ImmunoGen Inc.
- Type: Subsidiary
- Traded as: Nasdaq: IMGN
- Industry: Biopharmaceuticals
- Founded: 1981; 45 years ago
- Defunct: 2024
- Fate: Acquired by AbbVie
- Headquarters: Waltham, Massachusetts, United States
- Revenue: ▲$65.2 million (2019)
- Number of employees: 75
- Website: www.immunogen.com

= ImmunoGen =

Biotechnology company

ImmunoGen, Inc. was a biotechnology company focused on the development of antibody-drug conjugate (ADC) therapeutics for the treatment of cancer. ImmunoGen was founded in 1981 and was headquartered in Waltham, Massachusetts.

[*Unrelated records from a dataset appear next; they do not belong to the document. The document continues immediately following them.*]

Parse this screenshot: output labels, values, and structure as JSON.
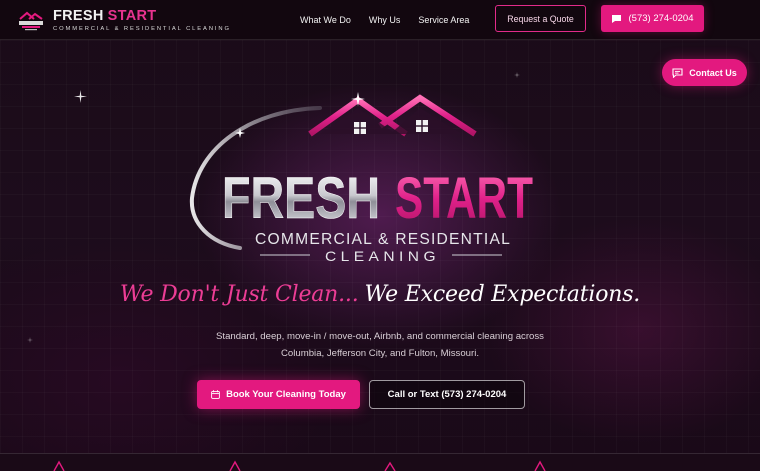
{
  "brand": {
    "name_part1": "FRESH",
    "name_part2": "START",
    "subtitle": "COMMERCIAL & RESIDENTIAL CLEANING"
  },
  "nav": {
    "items": [
      {
        "label": "What We Do"
      },
      {
        "label": "Why Us"
      },
      {
        "label": "Service Area"
      }
    ],
    "quote_button": "Request a Quote",
    "phone_button": "(573) 274-0204"
  },
  "contact_float": {
    "label": "Contact Us"
  },
  "hero": {
    "logo_word1": "FRESH",
    "logo_word2": "START",
    "logo_line1": "COMMERCIAL & RESIDENTIAL",
    "logo_line2": "CLEANING",
    "tagline_part1": "We Don't Just Clean...",
    "tagline_part2": "We Exceed Expectations.",
    "description_line1": "Standard, deep, move-in / move-out, Airbnb, and commercial cleaning across",
    "description_line2": "Columbia, Jefferson City, and Fulton, Missouri.",
    "primary_cta": "Book Your Cleaning Today",
    "secondary_cta": "Call or Text (573) 274-0204"
  },
  "colors": {
    "accent": "#e3197f",
    "accent_text": "#ec3d95",
    "background": "#160914",
    "header_bg": "#12070f"
  },
  "icons": {
    "phone_button": "chat-icon",
    "contact_float": "message-icon",
    "book_button": "calendar-icon"
  }
}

An ImmunoGen ADC contains a manufactured antibody that binds to a target found on cancer cells, with one of the company's potent cell-killing agents attached as a "payload". The antibody serves to deliver the cell-killing agent specifically to cancer cells bearing its target and the payload serves to kill these cells. In some cases, the antibody also has anticancer activity.

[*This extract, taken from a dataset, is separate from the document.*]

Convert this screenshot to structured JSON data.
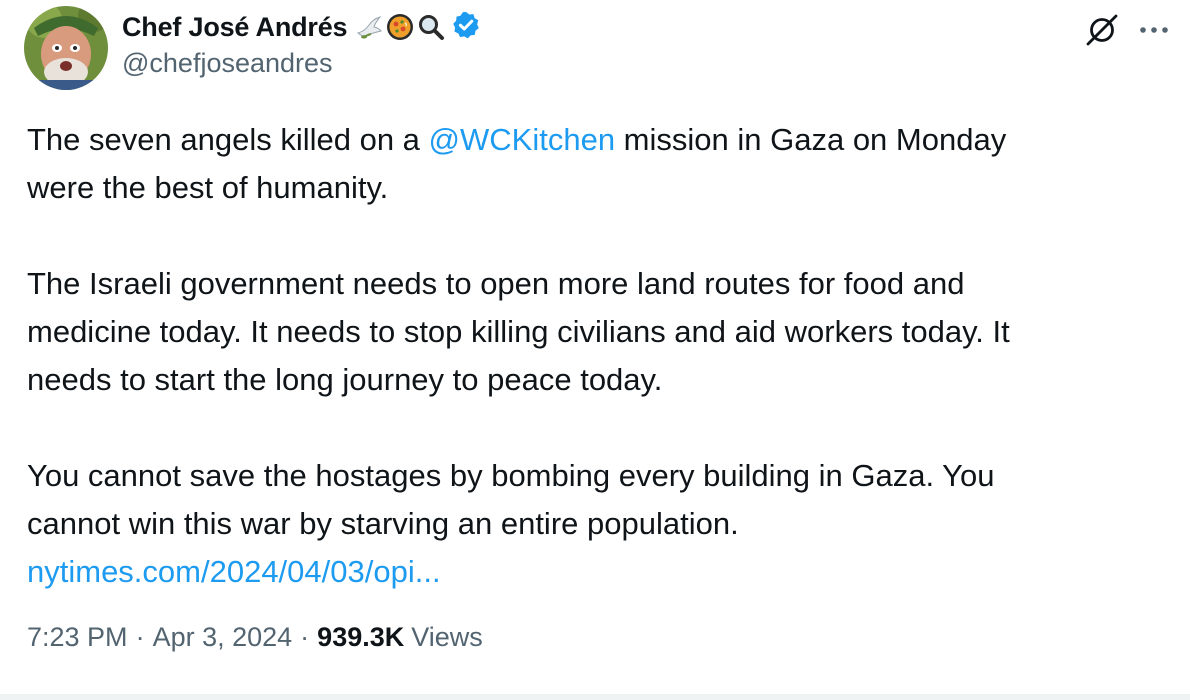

In November 2023, AbbVie, an American pharmaceutical company, announced it was buying ImmunoGen for $10.1 billion.

== Linkage technology ==
Currently approved ADCs with ImmunoGen technology employ one of the company's maytansinoid cell-killing agents, either DM1 or DM4, or one of the company's DNA-acting IGN payloads.
- DM1 attached to an antibody with ImmunoGen's thioether linker is called "emtansine" in its INN name
  - trastuzumab emtansine, marketed as Kadcyla
- DM1 attached to an antibody with ImmunoGen's SPP linker is called "mertansine".
- DM4 attached with ImmunoGen's SPDB linker is called "ravtansine"
  - indatuximab ravtansine (BT062) targeting multiple myeloma,
  - anetumab ravtansine (BAY94-9343) targeting mesothelin (to treat mesothelioma), starting phase II trial in 2016
  - coltuximab ravtansine (SAR3419) targeting CD19 to treat acute lymphoblastic leukemia (ALL).
- DM4 attached with ImmunoGen's sSPDB linker is called "soravtansine"
  - mirvetuximab soravtansine

ImmunoGen also developed isatuximab, a monoclonal antibody without linkage to a toxin.

==Pipeline==
ImmunoGen uses its ADC technology to develop its own product candidates. The mirvetuximab, which has been submitted for FDA approval, is being developed as a monotherapy or a standalone treatment for ovarian cancer. Other products currently in clinical-stage development include:
- IMGN853, (mirvetuximab soravtansine) targeting FRα, and using DM4.
- IMGN529, targeting CD37 for Non-Hodgkin lymphoma (NHL).
- IMGN289, targeting EGFR
- IMGN779, a CD33-Targeted Antibody-Drug Conjugate (ADC) with a new DNA-Alkylating agent acts on AML Cells.
- IMGN632, anti-CD123
- SAR408701 in collaboration with Sanofi
- SAR428926 in collaboration with Sanofi
- SAR566658 in collaboration with Sanofi
- SAR650984 in collaboration with Sanofi
- LY3076226 in collaboration with Eli Lilly
- PCA062 in collaboration with Novartis
- an undisclosed antibody in collaboration with Amgen

==Collaborations & licensing==
The company also selectively out licenses limited use of its technology to other companies. Companies licensing ImmunoGen's technology include Amgen, Bayer HealthCare, Biotest, Genentech/Roche, Eli Lilly, Novartis, Sanofi, and Takeda. Roche's Kadcyla (ado-trastuzumab emtansine) utilizes ImmunoGen's ADC technology. It has been approved and launched in a number of countries, including the US, where it is marketed by Genentech, a member of the Roche Group. In October 2015, the company disclosed that Kadcyla had failed to meet its primary endpoint in the Phase II/III GATSBY trial investigating the second line treatment of HER2-positive advanced gastric cancer.